- French: Tarass Boulba
- Directed by: Alexis Granowsky
- Written by: Pierre Benoît; Fritz Falkenstein; Jacques Natanson; Carlo Rim;
- Based on: Taras Bulba by Nikolai Gogol
- Starring: Harry Baur Jean-Pierre Aumont Danielle Darrieux
- Cinematography: Jean Bachelet Louis Née Franz Planer
- Edited by: Jacques Saint-Léonard
- Music by: Paul Dessau Joe Hajos
- Production company: GG Films
- Distributed by: Societé d'Exploitation et de Distribution de Films
- Release date: 5 March 1936;
- Running time: 86 minutes
- Country: France
- Language: French

= Taras Bulba (1936 film) =

Taras Bulba (French: Tarass Boulba) is a 1936 French historical drama film directed by Alexis Granowsky and starring Harry Baur, Jean-Pierre Aumont and Danielle Darrieux. It is one of many films based on the story of Taras Bulba.

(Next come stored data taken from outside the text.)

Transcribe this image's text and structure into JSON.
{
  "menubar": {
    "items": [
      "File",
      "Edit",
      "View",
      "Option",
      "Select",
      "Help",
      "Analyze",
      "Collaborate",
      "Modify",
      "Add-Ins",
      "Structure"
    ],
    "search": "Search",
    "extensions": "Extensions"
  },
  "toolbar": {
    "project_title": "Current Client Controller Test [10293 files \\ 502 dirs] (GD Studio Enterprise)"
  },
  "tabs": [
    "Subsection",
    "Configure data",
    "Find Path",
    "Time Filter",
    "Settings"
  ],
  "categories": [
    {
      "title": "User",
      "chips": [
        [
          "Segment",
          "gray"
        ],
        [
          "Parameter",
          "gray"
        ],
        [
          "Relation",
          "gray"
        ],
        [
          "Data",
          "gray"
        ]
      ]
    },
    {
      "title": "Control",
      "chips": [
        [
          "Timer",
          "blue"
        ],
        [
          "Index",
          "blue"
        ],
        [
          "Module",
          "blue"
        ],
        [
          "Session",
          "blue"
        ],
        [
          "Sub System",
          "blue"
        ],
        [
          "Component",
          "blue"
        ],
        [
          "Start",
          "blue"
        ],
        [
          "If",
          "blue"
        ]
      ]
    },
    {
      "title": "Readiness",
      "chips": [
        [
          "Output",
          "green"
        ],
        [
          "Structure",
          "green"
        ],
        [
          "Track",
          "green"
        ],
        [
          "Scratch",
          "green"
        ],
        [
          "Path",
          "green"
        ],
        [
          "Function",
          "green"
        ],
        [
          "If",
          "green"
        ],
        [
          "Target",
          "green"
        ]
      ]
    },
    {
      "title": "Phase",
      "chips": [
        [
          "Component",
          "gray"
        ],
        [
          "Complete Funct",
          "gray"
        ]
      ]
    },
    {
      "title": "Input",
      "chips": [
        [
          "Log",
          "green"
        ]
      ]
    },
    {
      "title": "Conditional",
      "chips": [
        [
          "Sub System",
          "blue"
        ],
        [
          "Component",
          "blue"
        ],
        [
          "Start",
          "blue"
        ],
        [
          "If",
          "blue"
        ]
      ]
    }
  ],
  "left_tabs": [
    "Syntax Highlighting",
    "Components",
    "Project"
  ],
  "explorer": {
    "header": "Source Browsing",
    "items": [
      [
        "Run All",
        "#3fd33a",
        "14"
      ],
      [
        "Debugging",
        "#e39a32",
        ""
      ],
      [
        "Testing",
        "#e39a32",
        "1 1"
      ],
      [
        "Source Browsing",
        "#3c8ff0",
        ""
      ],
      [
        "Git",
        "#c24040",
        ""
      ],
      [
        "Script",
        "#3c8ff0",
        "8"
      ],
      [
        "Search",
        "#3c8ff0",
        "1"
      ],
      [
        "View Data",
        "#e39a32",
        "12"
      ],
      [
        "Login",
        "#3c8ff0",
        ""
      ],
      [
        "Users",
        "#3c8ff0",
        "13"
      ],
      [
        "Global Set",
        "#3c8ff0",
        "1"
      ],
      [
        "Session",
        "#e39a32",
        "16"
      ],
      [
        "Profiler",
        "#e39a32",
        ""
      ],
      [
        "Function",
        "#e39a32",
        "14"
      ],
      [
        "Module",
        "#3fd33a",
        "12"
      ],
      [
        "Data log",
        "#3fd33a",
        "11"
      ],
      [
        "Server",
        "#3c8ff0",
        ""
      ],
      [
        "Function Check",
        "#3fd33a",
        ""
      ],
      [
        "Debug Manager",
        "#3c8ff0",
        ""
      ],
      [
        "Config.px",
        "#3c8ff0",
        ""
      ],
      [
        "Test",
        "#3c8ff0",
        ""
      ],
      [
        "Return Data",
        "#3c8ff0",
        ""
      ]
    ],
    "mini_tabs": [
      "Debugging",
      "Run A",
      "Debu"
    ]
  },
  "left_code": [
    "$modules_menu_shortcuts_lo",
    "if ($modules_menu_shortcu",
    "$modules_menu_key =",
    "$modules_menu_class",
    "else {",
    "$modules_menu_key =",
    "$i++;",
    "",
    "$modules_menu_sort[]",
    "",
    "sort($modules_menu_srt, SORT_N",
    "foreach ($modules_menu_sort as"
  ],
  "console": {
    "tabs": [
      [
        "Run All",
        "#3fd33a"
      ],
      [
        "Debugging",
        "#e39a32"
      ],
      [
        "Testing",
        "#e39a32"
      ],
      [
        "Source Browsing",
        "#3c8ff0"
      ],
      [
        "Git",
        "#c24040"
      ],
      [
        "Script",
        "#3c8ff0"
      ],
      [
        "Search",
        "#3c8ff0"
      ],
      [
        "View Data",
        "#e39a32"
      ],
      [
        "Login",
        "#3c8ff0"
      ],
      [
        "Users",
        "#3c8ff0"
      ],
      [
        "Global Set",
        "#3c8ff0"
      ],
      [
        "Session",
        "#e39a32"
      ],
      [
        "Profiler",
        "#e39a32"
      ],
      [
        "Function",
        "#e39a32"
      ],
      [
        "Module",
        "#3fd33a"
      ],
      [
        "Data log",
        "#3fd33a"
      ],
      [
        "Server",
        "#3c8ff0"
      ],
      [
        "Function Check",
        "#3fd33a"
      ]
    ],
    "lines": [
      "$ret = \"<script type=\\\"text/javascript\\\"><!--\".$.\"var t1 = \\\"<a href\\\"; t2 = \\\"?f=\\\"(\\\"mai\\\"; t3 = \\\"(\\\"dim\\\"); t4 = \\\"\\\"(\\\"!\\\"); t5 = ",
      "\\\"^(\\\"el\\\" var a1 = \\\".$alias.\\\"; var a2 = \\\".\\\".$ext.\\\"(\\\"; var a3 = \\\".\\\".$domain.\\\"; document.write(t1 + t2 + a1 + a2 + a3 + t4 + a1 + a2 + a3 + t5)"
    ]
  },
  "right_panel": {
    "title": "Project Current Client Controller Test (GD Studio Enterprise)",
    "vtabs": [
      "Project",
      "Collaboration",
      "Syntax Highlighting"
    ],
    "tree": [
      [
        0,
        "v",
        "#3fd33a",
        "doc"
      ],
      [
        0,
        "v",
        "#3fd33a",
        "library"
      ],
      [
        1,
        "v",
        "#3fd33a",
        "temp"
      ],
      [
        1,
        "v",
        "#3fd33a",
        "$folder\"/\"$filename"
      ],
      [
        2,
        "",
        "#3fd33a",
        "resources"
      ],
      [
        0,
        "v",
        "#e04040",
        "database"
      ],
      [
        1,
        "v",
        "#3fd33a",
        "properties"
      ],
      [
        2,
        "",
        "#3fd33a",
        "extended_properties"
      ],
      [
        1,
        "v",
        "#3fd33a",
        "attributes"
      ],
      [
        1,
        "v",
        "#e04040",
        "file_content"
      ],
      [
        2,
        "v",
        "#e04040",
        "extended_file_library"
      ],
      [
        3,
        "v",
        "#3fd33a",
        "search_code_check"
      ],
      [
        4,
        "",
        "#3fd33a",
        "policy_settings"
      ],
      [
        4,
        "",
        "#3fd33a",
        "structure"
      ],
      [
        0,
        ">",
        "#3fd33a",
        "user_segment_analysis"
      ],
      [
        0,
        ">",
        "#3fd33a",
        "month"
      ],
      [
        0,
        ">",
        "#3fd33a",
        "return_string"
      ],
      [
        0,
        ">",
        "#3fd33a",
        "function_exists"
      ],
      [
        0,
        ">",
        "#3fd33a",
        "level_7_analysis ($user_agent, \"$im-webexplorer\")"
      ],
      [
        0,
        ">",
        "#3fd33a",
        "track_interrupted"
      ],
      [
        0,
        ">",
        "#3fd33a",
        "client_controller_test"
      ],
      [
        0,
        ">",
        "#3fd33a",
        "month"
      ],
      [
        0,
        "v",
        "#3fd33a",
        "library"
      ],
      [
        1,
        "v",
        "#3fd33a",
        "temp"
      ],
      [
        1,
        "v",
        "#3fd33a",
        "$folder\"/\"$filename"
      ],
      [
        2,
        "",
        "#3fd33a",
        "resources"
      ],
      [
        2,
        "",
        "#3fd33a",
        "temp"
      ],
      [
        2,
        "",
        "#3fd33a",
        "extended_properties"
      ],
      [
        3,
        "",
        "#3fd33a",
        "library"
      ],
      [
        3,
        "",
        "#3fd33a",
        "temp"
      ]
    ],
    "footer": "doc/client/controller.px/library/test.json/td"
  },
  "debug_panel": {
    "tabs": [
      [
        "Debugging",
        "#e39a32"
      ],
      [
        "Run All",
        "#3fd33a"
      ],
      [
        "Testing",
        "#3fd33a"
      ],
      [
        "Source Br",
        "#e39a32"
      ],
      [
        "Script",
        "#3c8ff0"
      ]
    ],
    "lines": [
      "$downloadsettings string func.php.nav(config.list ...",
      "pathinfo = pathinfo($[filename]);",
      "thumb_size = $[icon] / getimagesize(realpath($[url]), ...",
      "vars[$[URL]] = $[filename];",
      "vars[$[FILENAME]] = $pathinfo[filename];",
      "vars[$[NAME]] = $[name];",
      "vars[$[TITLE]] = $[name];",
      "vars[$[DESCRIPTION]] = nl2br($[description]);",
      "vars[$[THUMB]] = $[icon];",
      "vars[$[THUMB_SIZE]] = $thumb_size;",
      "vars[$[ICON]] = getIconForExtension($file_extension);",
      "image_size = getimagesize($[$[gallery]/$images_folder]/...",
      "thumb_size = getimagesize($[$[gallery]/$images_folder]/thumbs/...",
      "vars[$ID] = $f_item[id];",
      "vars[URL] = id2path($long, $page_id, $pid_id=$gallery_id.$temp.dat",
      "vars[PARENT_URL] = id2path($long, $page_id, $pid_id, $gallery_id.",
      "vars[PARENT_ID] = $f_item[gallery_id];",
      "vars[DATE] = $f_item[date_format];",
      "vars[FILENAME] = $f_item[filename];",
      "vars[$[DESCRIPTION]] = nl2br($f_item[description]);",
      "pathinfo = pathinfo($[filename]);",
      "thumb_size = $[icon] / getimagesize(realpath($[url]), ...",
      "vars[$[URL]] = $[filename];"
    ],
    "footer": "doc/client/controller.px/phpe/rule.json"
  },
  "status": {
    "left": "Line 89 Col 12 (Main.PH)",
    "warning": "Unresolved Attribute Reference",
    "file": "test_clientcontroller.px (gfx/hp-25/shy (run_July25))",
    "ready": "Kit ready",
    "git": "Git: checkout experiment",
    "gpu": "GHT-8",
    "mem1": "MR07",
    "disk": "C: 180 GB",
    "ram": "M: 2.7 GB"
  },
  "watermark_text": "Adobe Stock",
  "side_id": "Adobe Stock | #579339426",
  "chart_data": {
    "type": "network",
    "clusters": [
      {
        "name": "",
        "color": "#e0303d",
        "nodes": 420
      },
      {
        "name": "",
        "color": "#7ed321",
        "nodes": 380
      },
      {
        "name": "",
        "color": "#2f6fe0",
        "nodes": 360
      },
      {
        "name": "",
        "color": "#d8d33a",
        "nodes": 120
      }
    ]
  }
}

The film's sets were designed by the art directors Lucien Aguettand and Andrej Andrejew. The costumes were designed by Georges Annenkov. Many of the film's production team were Russian exiles, who had left following the Russian Revolution. The rights to the film were bought by Alexander Korda who remade it in Britain as The Rebel Son.